I hope that our filters may help a little the academic drug discovery researcher and indirectly lead towards enrichment in the literature of better points for efficient therapeutic development.
For now, it is regrettably the case that the scientific literature is being flooded with misinformed publications.
But those who live in glass houses should not throw stones. Some of these PAINS have fooled me and my colleagues in the recent past.
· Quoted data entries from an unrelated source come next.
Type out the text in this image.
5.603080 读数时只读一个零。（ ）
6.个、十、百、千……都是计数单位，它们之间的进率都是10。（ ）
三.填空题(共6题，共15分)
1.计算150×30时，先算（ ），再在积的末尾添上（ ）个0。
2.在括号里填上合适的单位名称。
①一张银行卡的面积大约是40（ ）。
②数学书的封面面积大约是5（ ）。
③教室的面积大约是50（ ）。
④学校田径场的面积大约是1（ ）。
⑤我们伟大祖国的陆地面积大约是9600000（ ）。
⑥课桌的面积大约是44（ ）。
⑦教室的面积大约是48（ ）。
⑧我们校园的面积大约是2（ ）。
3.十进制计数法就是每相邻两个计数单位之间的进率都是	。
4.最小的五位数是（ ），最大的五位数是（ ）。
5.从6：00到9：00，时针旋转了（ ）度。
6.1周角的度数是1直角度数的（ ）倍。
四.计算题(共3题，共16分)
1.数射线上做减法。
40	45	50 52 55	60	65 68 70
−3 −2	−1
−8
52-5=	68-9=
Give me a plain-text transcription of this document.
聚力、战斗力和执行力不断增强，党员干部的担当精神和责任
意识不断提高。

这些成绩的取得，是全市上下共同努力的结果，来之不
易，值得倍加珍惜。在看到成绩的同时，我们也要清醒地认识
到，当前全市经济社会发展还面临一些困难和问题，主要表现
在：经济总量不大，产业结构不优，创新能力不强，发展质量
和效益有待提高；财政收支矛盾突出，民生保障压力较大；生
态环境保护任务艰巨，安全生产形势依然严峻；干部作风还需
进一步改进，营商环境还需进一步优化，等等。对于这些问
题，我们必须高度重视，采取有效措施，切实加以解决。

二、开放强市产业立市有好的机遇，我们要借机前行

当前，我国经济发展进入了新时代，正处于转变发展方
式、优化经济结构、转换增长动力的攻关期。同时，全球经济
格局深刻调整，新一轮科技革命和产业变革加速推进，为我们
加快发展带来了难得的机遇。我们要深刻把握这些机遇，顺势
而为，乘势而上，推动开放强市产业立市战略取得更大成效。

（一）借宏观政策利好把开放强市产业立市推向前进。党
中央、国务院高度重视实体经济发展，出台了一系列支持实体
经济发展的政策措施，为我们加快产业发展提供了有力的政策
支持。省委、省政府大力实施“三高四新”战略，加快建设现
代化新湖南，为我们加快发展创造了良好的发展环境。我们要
They could fool anyone. Well, almost anyone. Many would not fool big pharma (though we've a reason to believe a few of our lesser-known PAINS may be new to some of them).
If you’ve successfully licensed your biologically active compounds to big pharma (not necessarily a smaller biotech and certainly not a spin-out, depending on who is on their SAB with big pharma experience), you can be at least be fairly sure that you’re onto something special. This is a rare and significant event for the translational researcher and in utter contrast to the potential worthlessness of an unlicensed provisional patent. In fact, the vast numbers of patents falsely based on PAINS as revealed by a quick SciFinder search is somewhat disheartening and represents an enormous cost to those Institutions.
We argue at our Institute – with some success - that this is more than the equivalent of a biologist’s Nature paper. Conversely, if you can’t license your IP, perhaps you should be asking for honest answers why not.
Licensed IP should be true succour for your promotion committee. More importantly, perhaps this is the ultimate tangible metric for measuring your translational track record.